A private developer’s plans to build a 25-storey, 829-bed university residence on College Street between Huron Street and Spadina Avenue is casting a dark spectre on plans to develop another residence at the corner of Spadina and Sussex avenues.

“We don’t want a tall tower like the one on College Street,” said Julia Marsh, a local resident who has lived on Robert Street near the corner of Sussex Avenue for about five years. “We don’t want that cookie-cutter kind of approach.”

Kingstone Capital Management purchased the College Street site, only to sell it to the University of Toronto, and then lease it back with the intent of building and operating the residence. The university is following a different model for developing the proposed Spadina-Sussex residence, and is working with the Daniels Corporation, a company known for critically-lauded projects like Regent Park and 1 Spadina Crescent, the university’s future home for its architecture and design school.

Community members, however, remain unconvinced that the university is committed to working with them to develop a housing alternative that is palatable for everyone.

“The problem is the university at this point still has to demonstrate that it understands the broader community,” said Sue Dexter of the Harbord Village Residents’ Association (HVRA). “It responds to its own demands and needs as if they’re handed down from the mountain.”

Little progress has been made in recent months. University representatives admitted at a November 10 community liaison committee meeting that they hadn’t moved the file forward since an October 20 meeting in the office of Ceta Ramkhalawansingh, the interim councillor for Ward 20, Trinity-Spadina. At that October meeting between city planners, Robert Street residents, HVRA members, as well as representatives from the university and the Daniels Corporation, residents expressed their main concerns.

“The message is to dramatically lower the height of the project,” said Marsh. Under the current proposal, the building’s height stands at 22 to 25 storeys, which, said Marsh, “is still massive when it sits on the perimeter of a community like ours.”

Marsh acknowledged that there is an existing tall building in the area at 666 Spadina Avenue, but “just because we’ve had bad design in the past, doesn’t mean we need to go forward with that in the future.”

She added that the neighbours also want to retain some access to the tennis and ball hockey courts, are opposed to having a cafeteria in the building as it would result in “trucks driving up and down the streets in the wee hours,” and are “vehemently against locating the building’s entrance on Sussex Avenue, as it would bring too many students into the neighbourhood.”

Finally, Marsh and Dexter are also unequivocal about preventing what they term a “monoculture” of first year students.

“Does it need to be that all the first year students end up at Sussex and Spadina?” asked Dexter. “[The university] has the Mississauga and the Scarborough campuses. It has lots of options.”

“Do you really want 550 first years running around the neighbourhood?” added Marsh.

Dexter would like the university to develop a different kind of residence, one that mixes first years with graduate students and students with families, which she believes would integrate better in the broader Annex community.

In her view, it’s still an open question, as there isn’t really a clear proposal on the table just yet.

“We’re neutral at this point rather than optimistic,” said Dexter. “There’s a possibility that we could do something inventive and neat.

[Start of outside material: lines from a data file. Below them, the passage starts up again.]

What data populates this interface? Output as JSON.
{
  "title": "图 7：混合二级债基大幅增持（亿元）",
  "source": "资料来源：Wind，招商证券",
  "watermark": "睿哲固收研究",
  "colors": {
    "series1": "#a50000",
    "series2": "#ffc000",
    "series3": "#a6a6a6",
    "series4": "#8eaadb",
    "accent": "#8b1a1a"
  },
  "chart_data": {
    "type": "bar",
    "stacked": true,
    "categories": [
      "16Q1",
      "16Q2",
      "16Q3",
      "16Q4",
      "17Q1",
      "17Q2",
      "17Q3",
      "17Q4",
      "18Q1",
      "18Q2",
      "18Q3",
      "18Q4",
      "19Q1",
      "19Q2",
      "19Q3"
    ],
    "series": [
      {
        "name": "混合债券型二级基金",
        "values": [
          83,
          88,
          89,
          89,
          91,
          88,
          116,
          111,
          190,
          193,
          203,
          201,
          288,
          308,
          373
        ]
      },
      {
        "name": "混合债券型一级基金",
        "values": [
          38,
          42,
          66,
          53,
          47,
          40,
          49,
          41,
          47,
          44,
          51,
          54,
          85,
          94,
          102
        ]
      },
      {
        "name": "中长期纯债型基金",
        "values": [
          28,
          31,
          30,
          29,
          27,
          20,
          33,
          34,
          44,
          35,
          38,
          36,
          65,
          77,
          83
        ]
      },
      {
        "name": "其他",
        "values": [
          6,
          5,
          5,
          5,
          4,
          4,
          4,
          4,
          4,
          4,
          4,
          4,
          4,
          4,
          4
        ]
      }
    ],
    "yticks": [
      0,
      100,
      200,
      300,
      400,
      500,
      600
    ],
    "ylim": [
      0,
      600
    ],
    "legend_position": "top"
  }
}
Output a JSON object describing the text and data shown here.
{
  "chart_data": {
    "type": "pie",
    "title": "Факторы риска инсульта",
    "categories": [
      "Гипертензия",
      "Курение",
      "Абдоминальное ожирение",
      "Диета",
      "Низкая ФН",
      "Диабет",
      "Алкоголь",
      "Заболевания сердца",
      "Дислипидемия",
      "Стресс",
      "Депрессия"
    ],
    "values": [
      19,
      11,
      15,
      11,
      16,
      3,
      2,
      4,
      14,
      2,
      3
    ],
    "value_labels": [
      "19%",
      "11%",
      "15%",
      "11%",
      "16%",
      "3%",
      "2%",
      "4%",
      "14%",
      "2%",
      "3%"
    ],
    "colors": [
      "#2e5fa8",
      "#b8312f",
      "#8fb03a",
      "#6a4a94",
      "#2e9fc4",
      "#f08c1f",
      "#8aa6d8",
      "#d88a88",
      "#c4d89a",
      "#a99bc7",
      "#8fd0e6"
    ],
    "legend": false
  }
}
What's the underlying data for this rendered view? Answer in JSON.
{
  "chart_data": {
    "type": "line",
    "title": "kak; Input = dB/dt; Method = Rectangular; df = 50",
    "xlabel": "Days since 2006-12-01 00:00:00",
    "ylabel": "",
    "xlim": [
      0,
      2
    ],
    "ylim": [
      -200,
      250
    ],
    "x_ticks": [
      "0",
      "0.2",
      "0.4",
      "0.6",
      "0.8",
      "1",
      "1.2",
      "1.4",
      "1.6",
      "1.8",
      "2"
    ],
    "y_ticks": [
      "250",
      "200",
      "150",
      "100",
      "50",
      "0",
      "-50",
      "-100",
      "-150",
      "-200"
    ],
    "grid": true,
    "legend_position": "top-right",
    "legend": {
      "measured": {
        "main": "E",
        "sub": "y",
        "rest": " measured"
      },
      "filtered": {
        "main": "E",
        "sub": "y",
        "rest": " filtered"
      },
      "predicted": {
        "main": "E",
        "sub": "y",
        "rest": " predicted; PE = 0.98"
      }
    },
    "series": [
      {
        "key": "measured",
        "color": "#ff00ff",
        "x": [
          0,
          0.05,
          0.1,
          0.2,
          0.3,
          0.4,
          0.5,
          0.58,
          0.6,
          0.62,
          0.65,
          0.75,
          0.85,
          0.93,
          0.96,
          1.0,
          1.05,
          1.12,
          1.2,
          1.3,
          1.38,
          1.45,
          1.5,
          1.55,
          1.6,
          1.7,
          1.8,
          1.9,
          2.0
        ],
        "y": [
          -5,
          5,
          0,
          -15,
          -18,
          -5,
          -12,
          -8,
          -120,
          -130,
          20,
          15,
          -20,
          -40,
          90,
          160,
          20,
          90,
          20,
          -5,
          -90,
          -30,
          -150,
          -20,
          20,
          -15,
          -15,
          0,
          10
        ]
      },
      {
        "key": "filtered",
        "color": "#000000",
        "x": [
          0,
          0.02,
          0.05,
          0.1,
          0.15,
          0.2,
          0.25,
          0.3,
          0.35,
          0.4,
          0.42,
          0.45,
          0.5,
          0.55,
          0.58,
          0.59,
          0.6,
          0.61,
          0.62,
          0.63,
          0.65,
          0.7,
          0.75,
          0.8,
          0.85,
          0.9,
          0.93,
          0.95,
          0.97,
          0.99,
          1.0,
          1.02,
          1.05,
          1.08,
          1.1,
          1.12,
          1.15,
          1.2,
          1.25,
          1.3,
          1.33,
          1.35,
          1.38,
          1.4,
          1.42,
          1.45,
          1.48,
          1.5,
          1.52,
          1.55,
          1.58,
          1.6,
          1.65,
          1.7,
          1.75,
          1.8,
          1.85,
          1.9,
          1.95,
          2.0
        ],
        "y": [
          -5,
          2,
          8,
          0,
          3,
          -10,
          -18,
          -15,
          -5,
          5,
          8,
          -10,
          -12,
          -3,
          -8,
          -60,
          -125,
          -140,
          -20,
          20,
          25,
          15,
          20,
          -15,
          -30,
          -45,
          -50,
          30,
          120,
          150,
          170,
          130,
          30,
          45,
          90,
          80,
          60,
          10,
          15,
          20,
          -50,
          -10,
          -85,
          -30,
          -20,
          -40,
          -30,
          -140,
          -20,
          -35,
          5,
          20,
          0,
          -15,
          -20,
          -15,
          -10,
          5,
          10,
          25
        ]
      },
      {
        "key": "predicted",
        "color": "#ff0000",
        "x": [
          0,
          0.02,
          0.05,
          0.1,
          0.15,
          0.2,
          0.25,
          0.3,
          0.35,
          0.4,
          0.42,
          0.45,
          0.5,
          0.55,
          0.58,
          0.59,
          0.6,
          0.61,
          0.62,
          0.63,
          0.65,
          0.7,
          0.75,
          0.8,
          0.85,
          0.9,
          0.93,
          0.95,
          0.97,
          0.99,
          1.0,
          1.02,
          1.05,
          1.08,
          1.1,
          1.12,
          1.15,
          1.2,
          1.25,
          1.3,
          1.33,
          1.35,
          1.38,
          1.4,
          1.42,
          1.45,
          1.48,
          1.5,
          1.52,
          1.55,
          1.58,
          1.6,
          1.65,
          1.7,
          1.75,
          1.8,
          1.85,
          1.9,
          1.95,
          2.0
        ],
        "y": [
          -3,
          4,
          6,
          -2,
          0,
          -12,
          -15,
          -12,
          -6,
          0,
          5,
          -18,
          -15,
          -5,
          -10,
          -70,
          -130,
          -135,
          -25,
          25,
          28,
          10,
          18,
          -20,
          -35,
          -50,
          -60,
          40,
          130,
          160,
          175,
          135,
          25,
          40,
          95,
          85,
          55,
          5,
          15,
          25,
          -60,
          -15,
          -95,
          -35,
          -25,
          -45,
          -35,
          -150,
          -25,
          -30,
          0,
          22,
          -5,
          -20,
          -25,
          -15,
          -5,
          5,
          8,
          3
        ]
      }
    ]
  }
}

Daniels has a track record of doing neat things, but it’s too early to tell.”

Marsh, noting that “the university does tend to build beautiful buildings on campus” and that “it’s great to see what’s happened with Regent Park,” said she is heartened by the school’s association with the Daniels Corporation.

“We know [this residence] is going to happen,” said Marsh, “but can we find something that respects the tone of the neighbourhood more?”

In an e-mail to the Gleaner, Scott Mabury, vice-president, University Operations, for the University of Toronto, declined to comment on the project, saying only that he had no updates and that community consultation continues. Martin Blake, vice-president of the Daniels Corporation, refused to answer the Gleaner’s request for an interview.